# No 12v power in Fiat Autoroller LHD03DR



## Micksack (Jul 1, 2010)

Hi there all

I have a major prob with the camper, I cannot get the lights, water, or shower to work

It all seems to be a prob with the 12v there is a panel over your head when you enter the van from the side door, this turns on the 12v to all the services but no matter how many times i press it it will not turn on,

When the engine is running the fridge works ok on 12v but nothing else will work.

I was able to fix this problem by removing one of the therminals from the leasuire battery for a min but this no longer works.

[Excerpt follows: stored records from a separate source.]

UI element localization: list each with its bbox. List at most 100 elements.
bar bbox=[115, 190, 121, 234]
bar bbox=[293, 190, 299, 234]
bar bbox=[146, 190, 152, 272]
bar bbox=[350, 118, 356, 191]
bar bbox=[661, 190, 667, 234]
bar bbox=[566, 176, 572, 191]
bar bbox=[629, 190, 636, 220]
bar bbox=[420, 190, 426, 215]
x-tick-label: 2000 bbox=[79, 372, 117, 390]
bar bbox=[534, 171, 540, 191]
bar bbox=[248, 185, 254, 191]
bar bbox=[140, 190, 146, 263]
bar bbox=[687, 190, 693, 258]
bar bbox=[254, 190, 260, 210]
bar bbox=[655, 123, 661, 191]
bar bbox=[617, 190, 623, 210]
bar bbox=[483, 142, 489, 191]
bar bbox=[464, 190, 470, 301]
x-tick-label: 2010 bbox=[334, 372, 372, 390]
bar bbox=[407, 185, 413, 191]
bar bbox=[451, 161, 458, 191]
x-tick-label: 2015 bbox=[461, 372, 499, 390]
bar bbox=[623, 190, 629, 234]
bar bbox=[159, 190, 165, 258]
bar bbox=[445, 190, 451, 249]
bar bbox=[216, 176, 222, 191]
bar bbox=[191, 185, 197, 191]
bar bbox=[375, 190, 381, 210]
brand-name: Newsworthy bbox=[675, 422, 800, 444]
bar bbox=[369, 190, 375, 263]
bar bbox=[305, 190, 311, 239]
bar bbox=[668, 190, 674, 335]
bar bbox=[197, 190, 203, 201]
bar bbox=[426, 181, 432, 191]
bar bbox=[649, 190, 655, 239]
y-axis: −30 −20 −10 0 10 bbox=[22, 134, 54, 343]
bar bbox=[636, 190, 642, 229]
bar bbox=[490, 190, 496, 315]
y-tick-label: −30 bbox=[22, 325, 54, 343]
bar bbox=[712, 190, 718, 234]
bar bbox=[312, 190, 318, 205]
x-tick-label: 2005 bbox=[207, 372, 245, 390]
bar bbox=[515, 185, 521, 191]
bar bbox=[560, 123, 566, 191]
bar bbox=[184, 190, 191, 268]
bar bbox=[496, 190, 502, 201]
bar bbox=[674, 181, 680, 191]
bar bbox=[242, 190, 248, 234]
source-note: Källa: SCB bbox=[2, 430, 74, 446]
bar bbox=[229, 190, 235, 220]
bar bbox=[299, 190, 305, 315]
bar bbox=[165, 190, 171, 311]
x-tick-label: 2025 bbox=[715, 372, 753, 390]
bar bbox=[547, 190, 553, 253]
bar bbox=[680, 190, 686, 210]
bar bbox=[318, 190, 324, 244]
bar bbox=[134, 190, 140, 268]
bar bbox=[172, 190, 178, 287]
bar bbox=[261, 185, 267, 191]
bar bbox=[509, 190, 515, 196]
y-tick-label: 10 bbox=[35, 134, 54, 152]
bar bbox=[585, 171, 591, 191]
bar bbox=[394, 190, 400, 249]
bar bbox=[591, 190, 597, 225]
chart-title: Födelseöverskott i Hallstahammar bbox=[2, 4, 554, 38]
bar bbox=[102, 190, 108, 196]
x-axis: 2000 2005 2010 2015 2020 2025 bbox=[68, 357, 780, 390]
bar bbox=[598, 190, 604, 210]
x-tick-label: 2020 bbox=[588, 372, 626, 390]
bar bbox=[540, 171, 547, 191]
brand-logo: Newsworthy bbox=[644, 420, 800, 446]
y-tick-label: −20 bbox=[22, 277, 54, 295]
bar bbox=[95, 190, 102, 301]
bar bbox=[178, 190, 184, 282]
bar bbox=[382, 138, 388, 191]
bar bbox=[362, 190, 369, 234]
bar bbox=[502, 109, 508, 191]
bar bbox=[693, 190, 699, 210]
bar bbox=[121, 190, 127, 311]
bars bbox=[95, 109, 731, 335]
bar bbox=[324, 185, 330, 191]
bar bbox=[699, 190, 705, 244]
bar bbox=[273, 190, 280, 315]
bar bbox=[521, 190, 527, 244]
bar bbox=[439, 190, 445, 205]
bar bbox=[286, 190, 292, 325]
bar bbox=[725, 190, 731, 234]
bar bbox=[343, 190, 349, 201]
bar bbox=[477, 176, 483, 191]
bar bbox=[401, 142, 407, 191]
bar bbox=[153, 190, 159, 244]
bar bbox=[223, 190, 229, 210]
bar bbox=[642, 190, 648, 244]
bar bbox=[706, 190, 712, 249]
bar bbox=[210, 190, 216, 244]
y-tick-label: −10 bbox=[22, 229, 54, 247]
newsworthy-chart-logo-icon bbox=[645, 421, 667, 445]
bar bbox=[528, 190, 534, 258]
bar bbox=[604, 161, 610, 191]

I have brought it to a garage and they think it is the fuse box at the back of the drivers seat, mine is a german inport, they want to replace this but the want a lot of money, I was wondering if anyone here knows where i could get a second price on this part or has a contact number for the company that makes these Fiat moterhomes


thanks for your time


----------



## Waggie (Feb 10, 2010)

Hi There,

Sorry to hear about the problem, is it just a fuse blowing?
Have you tried an Auto Electrician?

Auto-Trail is the UK importer of RollerTeams (Being part of the Trigarno Group) and TBH their parts take a long time to arrive from Italy, My RollerTeam was broken into on Feb 14th, I'm still waiting for parts to arrive in the UK so that it can be fixed, so "don't" expect anything quick from RollerTeam.

Cheers
Waggie


----------



## Micksack (Jul 1, 2010)

I've tired all the fuses it not them, Ihave the van at a garage and he reckons it the fuse box thats gone, he has gotten a price which is over €500 for the fuse box not fitted, I think this is way to much for a fuse box so i'm looking around for second price or opinion 

thanks for reply


----------



## GerryD (Sep 20, 2007)

There is a common problem with the control panel above the door. If you contact Andrew Davies at Auto Trail he is very helpful.
It is highly unlikely that a complete fuse box has failed. It could be a relay or PCB board. Alternatively, most CI and Auto Roller vans have a 12V isolater switch under the front of the drivers seat, have you tried this?
Gerry


----------



## trek (May 1, 2005)

I'd have another good search for fuses

these leisure battery supply fuses are often tucked away 

I would have thought you would be looking for say a 30,40 or 50 amp fuse 

start at the 2nd (leisure) battery follow the +ve lead away from the terminal looking for a fuse there could be one close to the leisure battery

look around the main engine battery - your looking for where the camper wiring has been added to the base vehicle there could be an additional fuse here

do you have / can you use a multimeter ?

do you have 12v at the leisure battery - does this increase when you run the engine?


what were you doing when the fault occurred ?
when was it last ok?

what happens if on mains hook up?


----------